Constamment sur les routes, il parcourra jusqu’à l’épuisement la France, la Belgique, la Suisse, partout où il est appelé pour des rencontres, des sessions, des retraites, auprès de religieux qu’il veut libérer « des formules et des concepts froids » (p. 129), auprès de laïcs et de jeunes. Il aime particulièrement à prêcher les Exercices de Saint Ignace, Le Sermon sur la montagne, le Christ de Jean et surtout de Paul, l’apôtre entre tous. Il travaillera notamment avec les jeunes de l’Action Catholique, les Petites Sœurs de Jésus au Tubet, les prêtres ouvriers de la Mission de France, à Emmaüs avec l’abbé Pierre, ainsi que dans différents Foyers de charité, comme celui de Châteauneuf de Galaure ; là il ira souvent causer avec Marthe Robin et restera toujours en relation spirituelle avec elle. Son désir passionné était de délivrer les êtres d’une religion de formalismes et de peur et, loin des catéchismes de vertu, de leur faire découvrir à travers le Christ une relation personnelle avec un Dieu tout amour. Sa parole ardente, libératrice, laissera une profonde empreinte chez ceux qui l’entendent. En 1957 il accepte d’accompagner la jeune Association « Air et Vie » de Marmoutier en Alsace, qui ouvrait une maison d’accueil et de convalescence pour femmes, dans un climat amical et respectueux de liberté ; cette maison chaleureuse deviendra souvent un point d’ancrage dans sa vie de nomade, et sa présence rayonnera sur toute l’Alsace.

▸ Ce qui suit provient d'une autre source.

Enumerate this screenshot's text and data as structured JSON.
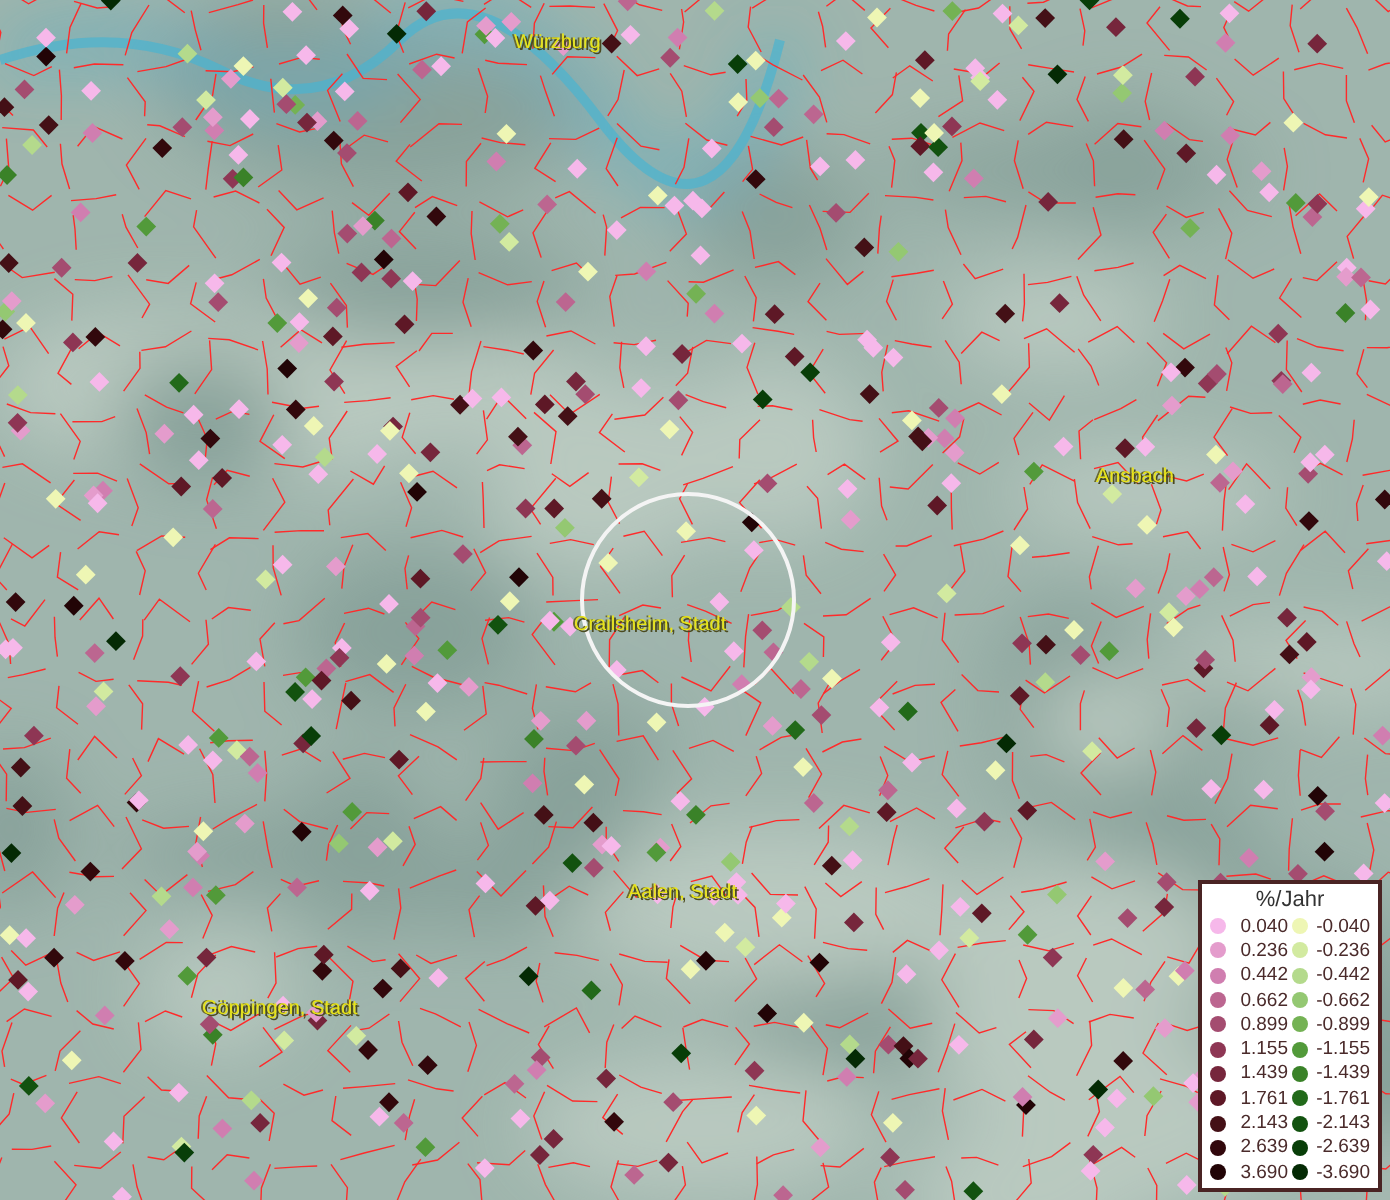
{
  "map": {
    "places": [
      {
        "name": "Würzburg"
      },
      {
        "name": "Ansbach"
      },
      {
        "name": "Crailsheim, Stadt"
      },
      {
        "name": "Aalen, Stadt"
      },
      {
        "name": "Göppingen, Stadt"
      }
    ]
  },
  "legend": {
    "title": "%/Jahr",
    "items": [
      {
        "value": "0.040",
        "color": "#f6b8ea"
      },
      {
        "value": "-0.040",
        "color": "#eef6b4"
      },
      {
        "value": "0.236",
        "color": "#e49ccc"
      },
      {
        "value": "-0.236",
        "color": "#d2eaa0"
      },
      {
        "value": "0.442",
        "color": "#d07eb0"
      },
      {
        "value": "-0.442",
        "color": "#b4da8c"
      },
      {
        "value": "0.662",
        "color": "#bc6690"
      },
      {
        "value": "-0.662",
        "color": "#94c872"
      },
      {
        "value": "0.899",
        "color": "#a44c70"
      },
      {
        "value": "-0.899",
        "color": "#74b254"
      },
      {
        "value": "1.155",
        "color": "#8e3654"
      },
      {
        "value": "-1.155",
        "color": "#529a3a"
      },
      {
        "value": "1.439",
        "color": "#76263c"
      },
      {
        "value": "-1.439",
        "color": "#3a8228"
      },
      {
        "value": "1.761",
        "color": "#5e1826"
      },
      {
        "value": "-1.761",
        "color": "#226a1a"
      },
      {
        "value": "2.143",
        "color": "#441016"
      },
      {
        "value": "-2.143",
        "color": "#12520f"
      },
      {
        "value": "2.639",
        "color": "#32080c"
      },
      {
        "value": "-2.639",
        "color": "#083e08"
      },
      {
        "value": "3.690",
        "color": "#220406"
      },
      {
        "value": "-3.690",
        "color": "#042a04"
      }
    ]
  }
}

A la fin de 1970, il ne peut plus poursuivre. Fidèle à son vœu de détachement, il se laisse emmener au Châtelard où il finira ses jours le 26 mars 1977. Pendant ces années de réclusion, des visiteurs viendront souvent le consulter, converser et se réconforter auprès de lui, étonnés de le trouver toujours vif et passionné malgré sa faiblesse. Ce sourire, ce rayonnement furent pourtant toute sa vie arrachés à une grande solitude intérieure, à une constante souffrance intime et à des nuits d’épreuves. Lui qui ne crut jamais vivre longtemps mourra à 91 ans, ayant la veille annoncé joyeusement sa libération à son entourage. Il fut inhumé comme il le souhaitait dans le parc d’ « Air et Vie », cette maison qu’il aimait et à laquelle il avait donné beaucoup de lui-même ; sur sa tombe, une simple inscription : P. Monier, disciple et apôtre de Jésus-Christ. Tout près, il avait remarqué un banc où, disait-il, ceux qui en avaient besoin pourraient encore venir « causer » avec lui.
[1] Les citations en italiques sont tirées des carnets personnels manuscrits du Père Monier.